## Transforming a System of Coupled Constant Coefficient Linear Differential Equations to First Order

\[\ddot{y}-3 \dot{y}+2y+3 \dot{x}-x=0\]

\[\dot{y}=2y+\dot{x}+x=0\]

this is a constant coefficient, linear second order system. Let

\[x=u_1, \: y=u_2, \: \dot{y}=u_3\]

then \[\dot{x}=\dot{u}_1, \: \dot{y}=\dot{u}_2, \: \: \ddot{y}=\dot{u}_3\]

the system becomes\[\dot{u}_3-3u_3+2u_2+\dot{u}_1-u_1 =0 \rightarrow \dot{u}_3=3u_3-2u_2-\dot{u}_1+u_1\]

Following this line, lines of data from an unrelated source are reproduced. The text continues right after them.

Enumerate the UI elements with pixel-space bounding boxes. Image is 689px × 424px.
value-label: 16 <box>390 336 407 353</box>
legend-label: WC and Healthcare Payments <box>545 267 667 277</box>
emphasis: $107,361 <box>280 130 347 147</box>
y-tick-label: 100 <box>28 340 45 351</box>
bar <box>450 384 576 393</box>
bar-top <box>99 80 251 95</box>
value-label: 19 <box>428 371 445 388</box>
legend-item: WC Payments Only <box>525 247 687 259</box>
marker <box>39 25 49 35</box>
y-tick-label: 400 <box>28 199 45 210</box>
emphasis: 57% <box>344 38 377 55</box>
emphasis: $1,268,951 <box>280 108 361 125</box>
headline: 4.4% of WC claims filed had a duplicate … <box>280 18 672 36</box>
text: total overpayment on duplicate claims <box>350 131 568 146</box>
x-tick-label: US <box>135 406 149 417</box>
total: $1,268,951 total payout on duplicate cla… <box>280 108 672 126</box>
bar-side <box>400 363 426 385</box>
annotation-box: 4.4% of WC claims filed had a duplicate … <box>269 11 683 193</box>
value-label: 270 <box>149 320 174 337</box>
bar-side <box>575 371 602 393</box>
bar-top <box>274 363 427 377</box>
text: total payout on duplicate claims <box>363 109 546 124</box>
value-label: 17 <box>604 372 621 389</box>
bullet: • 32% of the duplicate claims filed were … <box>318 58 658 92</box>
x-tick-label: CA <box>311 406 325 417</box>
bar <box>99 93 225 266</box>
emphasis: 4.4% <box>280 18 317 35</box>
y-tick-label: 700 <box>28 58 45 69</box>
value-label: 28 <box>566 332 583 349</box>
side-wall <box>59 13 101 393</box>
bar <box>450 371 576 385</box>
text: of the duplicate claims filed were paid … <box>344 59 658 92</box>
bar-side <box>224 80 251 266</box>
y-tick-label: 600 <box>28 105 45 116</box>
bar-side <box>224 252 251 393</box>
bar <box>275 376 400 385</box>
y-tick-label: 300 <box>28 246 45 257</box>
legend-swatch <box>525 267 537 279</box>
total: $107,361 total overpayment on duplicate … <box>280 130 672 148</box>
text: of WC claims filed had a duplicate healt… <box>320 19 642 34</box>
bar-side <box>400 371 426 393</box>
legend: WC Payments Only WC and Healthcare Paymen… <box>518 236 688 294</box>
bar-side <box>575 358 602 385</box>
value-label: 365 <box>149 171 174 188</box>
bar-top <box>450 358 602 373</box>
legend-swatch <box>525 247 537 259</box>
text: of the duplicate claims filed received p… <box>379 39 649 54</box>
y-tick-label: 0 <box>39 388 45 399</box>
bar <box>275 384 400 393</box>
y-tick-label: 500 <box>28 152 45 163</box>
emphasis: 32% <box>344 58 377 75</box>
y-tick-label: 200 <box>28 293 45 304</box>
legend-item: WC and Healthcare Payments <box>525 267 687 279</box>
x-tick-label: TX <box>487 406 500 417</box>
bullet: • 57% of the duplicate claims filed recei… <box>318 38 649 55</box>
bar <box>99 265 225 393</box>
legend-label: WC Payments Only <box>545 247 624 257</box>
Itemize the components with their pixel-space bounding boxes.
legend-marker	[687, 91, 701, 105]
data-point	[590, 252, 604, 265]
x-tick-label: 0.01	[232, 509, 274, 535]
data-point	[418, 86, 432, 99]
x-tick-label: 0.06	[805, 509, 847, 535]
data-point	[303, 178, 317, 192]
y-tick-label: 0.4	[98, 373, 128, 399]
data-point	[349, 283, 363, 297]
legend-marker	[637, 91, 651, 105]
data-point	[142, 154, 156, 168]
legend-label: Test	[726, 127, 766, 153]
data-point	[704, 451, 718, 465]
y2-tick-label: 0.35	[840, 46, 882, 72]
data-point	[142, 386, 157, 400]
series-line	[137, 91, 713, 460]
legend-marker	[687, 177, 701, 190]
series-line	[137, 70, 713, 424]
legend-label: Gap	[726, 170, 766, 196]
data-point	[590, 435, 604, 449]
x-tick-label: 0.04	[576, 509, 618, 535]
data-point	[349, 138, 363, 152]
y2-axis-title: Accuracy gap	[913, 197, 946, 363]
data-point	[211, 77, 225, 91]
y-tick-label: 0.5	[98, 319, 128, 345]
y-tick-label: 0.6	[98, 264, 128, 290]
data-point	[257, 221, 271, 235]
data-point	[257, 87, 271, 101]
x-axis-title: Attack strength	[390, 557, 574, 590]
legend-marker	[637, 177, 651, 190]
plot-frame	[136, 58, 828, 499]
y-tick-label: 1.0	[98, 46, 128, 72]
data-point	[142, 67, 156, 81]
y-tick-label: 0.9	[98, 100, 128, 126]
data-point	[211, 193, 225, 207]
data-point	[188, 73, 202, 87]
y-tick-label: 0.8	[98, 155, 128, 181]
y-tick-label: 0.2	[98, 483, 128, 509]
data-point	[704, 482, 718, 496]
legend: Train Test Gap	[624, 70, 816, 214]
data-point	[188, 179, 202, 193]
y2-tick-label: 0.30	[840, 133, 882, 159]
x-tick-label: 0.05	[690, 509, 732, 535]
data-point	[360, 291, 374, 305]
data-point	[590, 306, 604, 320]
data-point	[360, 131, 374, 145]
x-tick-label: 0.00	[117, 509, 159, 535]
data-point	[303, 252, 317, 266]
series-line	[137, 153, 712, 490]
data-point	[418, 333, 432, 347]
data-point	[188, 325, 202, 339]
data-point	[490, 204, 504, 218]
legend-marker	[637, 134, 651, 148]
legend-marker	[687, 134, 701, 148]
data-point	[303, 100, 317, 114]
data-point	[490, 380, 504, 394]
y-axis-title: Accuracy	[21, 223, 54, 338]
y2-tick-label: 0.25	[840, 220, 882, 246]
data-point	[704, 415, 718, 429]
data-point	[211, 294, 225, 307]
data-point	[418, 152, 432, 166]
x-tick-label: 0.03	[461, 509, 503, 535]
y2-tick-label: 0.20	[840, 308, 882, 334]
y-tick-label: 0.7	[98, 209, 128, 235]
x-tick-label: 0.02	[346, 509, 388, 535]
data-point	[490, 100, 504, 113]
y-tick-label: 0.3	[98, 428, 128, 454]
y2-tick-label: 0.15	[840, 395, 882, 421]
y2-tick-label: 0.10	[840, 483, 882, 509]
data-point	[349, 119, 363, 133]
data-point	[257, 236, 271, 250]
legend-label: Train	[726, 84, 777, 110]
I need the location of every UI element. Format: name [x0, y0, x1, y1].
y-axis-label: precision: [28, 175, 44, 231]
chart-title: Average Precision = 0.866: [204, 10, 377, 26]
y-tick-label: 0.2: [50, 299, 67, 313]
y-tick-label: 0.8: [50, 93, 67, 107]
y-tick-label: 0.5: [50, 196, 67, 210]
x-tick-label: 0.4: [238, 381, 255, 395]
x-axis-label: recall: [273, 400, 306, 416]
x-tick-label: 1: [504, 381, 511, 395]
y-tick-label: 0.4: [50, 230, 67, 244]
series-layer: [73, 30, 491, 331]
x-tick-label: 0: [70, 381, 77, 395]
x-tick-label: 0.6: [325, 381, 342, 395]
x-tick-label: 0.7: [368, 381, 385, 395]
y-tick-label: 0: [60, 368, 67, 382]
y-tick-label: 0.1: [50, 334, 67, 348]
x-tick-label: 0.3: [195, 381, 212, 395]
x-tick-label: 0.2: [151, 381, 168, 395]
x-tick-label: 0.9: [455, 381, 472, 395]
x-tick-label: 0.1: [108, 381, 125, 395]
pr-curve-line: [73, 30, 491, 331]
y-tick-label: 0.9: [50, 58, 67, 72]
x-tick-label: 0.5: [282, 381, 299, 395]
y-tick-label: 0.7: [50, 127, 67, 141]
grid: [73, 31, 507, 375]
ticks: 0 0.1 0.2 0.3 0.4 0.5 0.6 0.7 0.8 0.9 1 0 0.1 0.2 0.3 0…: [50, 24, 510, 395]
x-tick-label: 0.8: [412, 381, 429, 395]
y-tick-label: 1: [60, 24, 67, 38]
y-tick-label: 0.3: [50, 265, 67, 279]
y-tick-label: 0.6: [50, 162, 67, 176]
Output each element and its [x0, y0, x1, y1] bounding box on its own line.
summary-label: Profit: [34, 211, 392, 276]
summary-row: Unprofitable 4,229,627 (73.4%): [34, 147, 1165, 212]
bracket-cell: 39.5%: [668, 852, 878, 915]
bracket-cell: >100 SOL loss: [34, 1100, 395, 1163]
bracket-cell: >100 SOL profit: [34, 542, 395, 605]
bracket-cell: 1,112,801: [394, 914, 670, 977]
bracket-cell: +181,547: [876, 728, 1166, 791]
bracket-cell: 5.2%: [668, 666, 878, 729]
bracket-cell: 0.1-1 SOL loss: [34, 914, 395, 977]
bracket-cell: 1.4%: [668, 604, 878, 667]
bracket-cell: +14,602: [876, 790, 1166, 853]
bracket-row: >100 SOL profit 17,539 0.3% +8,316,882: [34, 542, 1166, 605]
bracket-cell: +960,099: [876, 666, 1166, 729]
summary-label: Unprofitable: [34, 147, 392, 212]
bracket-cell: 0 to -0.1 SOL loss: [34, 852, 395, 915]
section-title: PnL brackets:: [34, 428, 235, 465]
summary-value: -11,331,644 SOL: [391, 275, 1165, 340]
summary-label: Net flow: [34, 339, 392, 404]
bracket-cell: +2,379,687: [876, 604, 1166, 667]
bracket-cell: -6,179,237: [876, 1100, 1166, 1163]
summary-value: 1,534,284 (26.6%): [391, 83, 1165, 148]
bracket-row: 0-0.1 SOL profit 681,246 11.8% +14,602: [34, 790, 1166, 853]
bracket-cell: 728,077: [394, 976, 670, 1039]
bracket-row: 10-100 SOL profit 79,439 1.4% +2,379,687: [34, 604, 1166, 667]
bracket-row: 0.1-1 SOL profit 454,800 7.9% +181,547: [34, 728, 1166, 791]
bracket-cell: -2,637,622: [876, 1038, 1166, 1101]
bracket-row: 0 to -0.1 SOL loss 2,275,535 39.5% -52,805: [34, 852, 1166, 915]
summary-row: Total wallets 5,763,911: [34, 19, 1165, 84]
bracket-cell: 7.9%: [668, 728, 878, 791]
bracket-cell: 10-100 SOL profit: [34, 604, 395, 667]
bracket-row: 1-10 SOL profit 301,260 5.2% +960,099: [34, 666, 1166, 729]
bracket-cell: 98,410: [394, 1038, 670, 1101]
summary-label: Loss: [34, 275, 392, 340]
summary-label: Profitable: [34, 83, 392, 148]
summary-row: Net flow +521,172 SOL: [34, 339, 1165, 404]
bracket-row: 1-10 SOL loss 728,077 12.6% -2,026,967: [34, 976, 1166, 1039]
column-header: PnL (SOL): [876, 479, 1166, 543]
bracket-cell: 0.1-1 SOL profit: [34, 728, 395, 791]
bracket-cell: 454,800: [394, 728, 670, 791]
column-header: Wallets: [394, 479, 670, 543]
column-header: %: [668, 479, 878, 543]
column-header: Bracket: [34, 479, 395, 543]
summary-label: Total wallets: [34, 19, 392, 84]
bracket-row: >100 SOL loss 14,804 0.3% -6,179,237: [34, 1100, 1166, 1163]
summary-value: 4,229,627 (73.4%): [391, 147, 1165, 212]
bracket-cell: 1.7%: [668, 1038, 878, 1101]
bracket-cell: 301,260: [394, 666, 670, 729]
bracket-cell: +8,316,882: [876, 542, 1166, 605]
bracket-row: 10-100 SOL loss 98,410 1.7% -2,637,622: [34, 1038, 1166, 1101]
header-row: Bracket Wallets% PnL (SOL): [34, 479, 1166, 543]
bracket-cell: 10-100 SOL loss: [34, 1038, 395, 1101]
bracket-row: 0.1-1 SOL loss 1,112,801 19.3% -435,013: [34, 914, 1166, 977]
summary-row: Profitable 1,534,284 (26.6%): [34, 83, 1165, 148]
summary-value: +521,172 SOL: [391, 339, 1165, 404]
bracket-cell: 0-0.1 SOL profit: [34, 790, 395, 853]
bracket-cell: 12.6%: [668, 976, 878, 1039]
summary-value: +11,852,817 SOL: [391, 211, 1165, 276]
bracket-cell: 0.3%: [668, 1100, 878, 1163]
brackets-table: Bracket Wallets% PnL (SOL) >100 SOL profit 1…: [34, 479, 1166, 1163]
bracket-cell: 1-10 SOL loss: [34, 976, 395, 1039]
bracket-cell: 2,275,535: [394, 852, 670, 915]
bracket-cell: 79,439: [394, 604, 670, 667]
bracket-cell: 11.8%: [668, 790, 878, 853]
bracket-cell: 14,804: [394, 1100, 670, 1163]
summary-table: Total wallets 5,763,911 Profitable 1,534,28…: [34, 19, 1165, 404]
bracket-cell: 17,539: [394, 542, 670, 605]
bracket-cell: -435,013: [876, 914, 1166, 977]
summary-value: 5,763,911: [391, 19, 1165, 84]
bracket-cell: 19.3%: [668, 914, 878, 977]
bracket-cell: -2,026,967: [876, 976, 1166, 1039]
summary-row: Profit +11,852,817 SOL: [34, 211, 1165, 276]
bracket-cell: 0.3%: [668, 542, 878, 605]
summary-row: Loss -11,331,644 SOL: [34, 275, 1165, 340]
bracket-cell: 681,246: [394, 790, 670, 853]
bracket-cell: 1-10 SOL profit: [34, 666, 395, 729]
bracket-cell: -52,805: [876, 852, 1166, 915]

\[u_3-2u_2+\dot{u}_1+u_1=0 \rightarrow \dot{u}_1=-u_1+2u_2-u_3\]

Substitute the second of these into the first, and the result, together with the second equation, becomes

\[\dot{u}_3=3u_3-2u_2-(u_1+2u_2-u_3)+u_1 =-4u_2+4u_3\]

\[\dot{u}_1=-u_1+2u_2-u_3\]

\[\dot[U]_2=u_3\]

This is a coupled first order system.

We can write this in matrix form as

\[\begin{pmatrix}\dot{u}_1\\ \dot{u}_2\\ \dot{u}_3\end{pmatrix}= \left( \begin{array}{ccc} -1 & 2 & -1 \\ 0 & 0 & 1 \\ 0 & -4 & 4 \end{array} \right) \begin{pmatrix}u_1\\u_2\\u_3 \end{pmatrix}\]